In Dallas, Stalling started writing songs, recording albums, and developing his musical style. He drew inspiration from artists like Townes Van Zandt, Robert Earl Keen, and Guy Clark. Eventually, Stalling was performing with a full band to back him. His first band consisted of Jeff Howe on drums and percussion, Bryce Clarke on nylon-string guitar, electric guitar, and mandolin, and Jason Steinsultz on stand-up and electric bass as well as singing harmony. As soon as Stalling's music career started taking off, he quit his job with Frito-Lay and started pursuing music full-time. Stalling plays about 150 shows a year and is in the third year of a Budweiser sponsorship. He is a former member of the Board of Governors for the Texas Chapter of NARAS (The National Academy of Recording Arts and Sciences, currently known as The Recording Academy). He has also received a star on the South Texas Music Walk of Fame in Corpus Christi, Texas. However there have been some changes to the band lineup as Heather Stalling now plays the fiddle and the harmony vocals, the drums are still run by Jeff Howe, guitar is now run by Glenn Wallace, and bass is also still run by Jason Steinsultz. Max and Heather Stalling were married in 2007 and Heather plays in both her first band, Blacktop Gypsy and in her husbands, The Max Stalling band.

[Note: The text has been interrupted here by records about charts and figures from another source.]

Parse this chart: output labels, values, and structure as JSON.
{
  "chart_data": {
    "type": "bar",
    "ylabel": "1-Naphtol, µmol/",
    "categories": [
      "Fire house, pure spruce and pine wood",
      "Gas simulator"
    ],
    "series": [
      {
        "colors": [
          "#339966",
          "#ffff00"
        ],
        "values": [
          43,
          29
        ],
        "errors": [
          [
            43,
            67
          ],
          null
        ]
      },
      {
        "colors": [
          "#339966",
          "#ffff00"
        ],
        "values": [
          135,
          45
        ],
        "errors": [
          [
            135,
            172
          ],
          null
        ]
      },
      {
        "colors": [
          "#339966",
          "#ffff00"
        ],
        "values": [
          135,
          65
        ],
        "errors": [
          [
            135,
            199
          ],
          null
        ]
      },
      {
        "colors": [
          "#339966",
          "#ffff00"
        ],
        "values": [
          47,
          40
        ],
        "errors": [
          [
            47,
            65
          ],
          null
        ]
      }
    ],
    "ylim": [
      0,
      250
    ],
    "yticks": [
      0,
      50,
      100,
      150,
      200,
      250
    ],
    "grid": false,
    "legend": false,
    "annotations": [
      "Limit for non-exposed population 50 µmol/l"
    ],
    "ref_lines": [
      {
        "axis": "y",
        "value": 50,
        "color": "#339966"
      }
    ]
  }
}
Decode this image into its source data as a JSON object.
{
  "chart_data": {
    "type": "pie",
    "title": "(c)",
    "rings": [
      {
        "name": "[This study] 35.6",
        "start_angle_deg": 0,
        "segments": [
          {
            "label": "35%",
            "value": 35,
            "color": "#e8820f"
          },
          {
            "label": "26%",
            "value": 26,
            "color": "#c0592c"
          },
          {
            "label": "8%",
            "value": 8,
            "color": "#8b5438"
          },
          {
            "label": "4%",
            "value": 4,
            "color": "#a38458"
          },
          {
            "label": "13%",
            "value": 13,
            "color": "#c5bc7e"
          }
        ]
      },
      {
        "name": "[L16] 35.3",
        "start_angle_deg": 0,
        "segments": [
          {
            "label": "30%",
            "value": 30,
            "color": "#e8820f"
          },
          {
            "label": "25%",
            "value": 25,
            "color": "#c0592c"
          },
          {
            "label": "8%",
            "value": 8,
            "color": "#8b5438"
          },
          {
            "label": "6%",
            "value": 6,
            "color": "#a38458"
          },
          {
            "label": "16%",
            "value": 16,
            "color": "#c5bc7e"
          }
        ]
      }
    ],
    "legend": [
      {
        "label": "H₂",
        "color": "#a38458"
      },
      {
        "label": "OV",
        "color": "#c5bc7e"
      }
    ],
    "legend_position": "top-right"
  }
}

One of Stalling's most successful albums, Home to You, was released on August 17, 2010, on the Blind Nello Records label. It was produced by Grammy winner Lloyd Maines, and earned both a Best Album and a Best Male Vocal nomination for the 2011 LoneStarMusic Awards. The album's first single, "I Ain't Drinking Alone," was No. 14 on the Radio Free Texas 100 Most Requested Songs of 2010 list.

Home to You followed four previous studio projects: Comfort In the Curves in 1999 (which was released under the label E squared), Wide Afternoon in 2000, One of the Ways in 2002, and Topaz City in 2008. Stalling has also released two live albums: Sellout-Live at Dan's Silver Leaf in 2007 and Live From the Granada in 2009. Other albums include both Songs of Forbidden Love in 1998 and Genuine in 2003.

Stalling's studio album, Banquet, was released in 2015 and includes original music as well as covers of Dough Sahm and The Beatles. His most recent album is Live at the Mucky Duck: Portmanteau which was released in 2019.

Every album except for Comfort in the Curves was released on Blind Nello Records, a label run by Max Stalling, Kevin Deal, and Mark Manders. Blind Nello currently has a distribution deal with Sony.